When I think back on all the clients I have served and those my friends have worked with. . .most business problems fall into a combination of these problems:
Problem #1: No Direction
- Unclear direction confuses mid-level managers
- Mixed messages from different groups – finance, HR, operations, marketing – which create a knee-jerk reaction to solve the problem of the day
- New management sets a new direction, with only limited acknowledgement of what successful things came before. New executives come in an “clean house”
- Outsourcing of strategy to consultants – executives get so “busy” with their lives, that they ask management consultants to help decide for them, what to do
Problem #2: Lack of Smart People
- Leaders who insulate themselves, not getting real-time feedback from below
- Rewarding the wrong behaviors and non-performance
- Allowing bad behavior (rivalry, gossip) to persist
- Placing people into roles they are not qualified for
- Acting too quickly to recruit from outside, rather than nurturing leaders internally
Problem #3: Lack of Trust
- Inactivity and slowness because people have to “check with their boss”
- An over-emphasis on “consensus building” because people don’t want to be perceived as being selfish or going rogue
- Intolerance of innovation-driven failures
- Over-reliance on benchmarks and canned, industry best practice answers
I respect executives and the burden they carry
Effective leadership and management are difficult.
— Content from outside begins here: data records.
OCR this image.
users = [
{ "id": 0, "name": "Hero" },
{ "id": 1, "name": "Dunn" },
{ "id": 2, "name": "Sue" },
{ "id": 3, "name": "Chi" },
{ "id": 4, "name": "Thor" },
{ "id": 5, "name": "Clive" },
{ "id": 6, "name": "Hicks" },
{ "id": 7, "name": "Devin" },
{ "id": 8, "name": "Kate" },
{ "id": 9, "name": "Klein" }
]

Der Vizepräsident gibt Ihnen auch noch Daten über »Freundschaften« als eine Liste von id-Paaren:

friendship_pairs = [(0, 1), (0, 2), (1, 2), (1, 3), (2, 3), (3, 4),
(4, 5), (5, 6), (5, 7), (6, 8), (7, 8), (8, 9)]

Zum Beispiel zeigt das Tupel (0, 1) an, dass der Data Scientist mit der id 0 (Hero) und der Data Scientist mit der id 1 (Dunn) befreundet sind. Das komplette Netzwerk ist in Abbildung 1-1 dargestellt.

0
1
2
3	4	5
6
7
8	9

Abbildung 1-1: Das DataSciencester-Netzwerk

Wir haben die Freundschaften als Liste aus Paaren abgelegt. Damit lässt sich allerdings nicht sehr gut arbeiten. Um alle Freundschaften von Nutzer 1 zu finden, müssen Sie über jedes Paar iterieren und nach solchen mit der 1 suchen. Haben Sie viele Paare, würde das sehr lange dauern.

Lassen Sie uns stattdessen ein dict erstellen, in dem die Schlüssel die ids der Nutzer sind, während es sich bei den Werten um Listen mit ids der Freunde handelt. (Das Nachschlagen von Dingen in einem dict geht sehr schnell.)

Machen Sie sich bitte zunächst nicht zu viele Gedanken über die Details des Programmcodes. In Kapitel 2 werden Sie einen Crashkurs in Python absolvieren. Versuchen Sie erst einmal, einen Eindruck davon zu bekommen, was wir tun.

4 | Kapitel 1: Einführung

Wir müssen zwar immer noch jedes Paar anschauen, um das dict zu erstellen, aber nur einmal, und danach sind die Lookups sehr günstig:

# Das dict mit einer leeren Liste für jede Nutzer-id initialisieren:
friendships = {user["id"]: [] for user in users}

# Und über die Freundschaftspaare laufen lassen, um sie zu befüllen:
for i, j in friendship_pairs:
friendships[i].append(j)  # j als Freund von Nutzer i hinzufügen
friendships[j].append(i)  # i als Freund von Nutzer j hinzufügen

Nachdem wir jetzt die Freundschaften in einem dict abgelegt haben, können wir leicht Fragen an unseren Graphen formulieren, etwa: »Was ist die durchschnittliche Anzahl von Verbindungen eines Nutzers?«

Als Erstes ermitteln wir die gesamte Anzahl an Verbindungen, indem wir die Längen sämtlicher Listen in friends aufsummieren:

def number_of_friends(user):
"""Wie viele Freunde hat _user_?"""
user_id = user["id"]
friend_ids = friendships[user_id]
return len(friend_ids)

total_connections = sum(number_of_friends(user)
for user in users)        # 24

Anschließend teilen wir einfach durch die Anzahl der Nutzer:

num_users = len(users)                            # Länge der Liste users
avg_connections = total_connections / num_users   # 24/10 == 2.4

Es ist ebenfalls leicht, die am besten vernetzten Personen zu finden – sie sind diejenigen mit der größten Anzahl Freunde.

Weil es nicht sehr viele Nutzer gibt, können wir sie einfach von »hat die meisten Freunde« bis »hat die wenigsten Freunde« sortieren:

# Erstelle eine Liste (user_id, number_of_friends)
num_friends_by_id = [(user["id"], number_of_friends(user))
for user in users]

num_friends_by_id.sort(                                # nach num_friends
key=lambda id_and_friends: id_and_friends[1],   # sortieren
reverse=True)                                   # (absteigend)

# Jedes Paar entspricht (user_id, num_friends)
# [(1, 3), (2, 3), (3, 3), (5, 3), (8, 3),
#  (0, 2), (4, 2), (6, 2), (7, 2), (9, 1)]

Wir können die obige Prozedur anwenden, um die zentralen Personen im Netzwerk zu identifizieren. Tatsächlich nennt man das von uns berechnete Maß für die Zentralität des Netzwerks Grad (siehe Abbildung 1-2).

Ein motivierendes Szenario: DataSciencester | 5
I am not a CxO. I have not had the burden of $MM of budget and thousands of employees. I have not had the burden of Wall Street analysts picking apart my comments. I have not had lawsuits against me for my actions as a Chairman of the Board. I have not managed a global organization 30 VPs wanting my attention 24/7.
For all the reasons above, my appeal is simple. Set the direction, hire and cultivate smart people (broad definition of course), and create a culture of trust. Amen.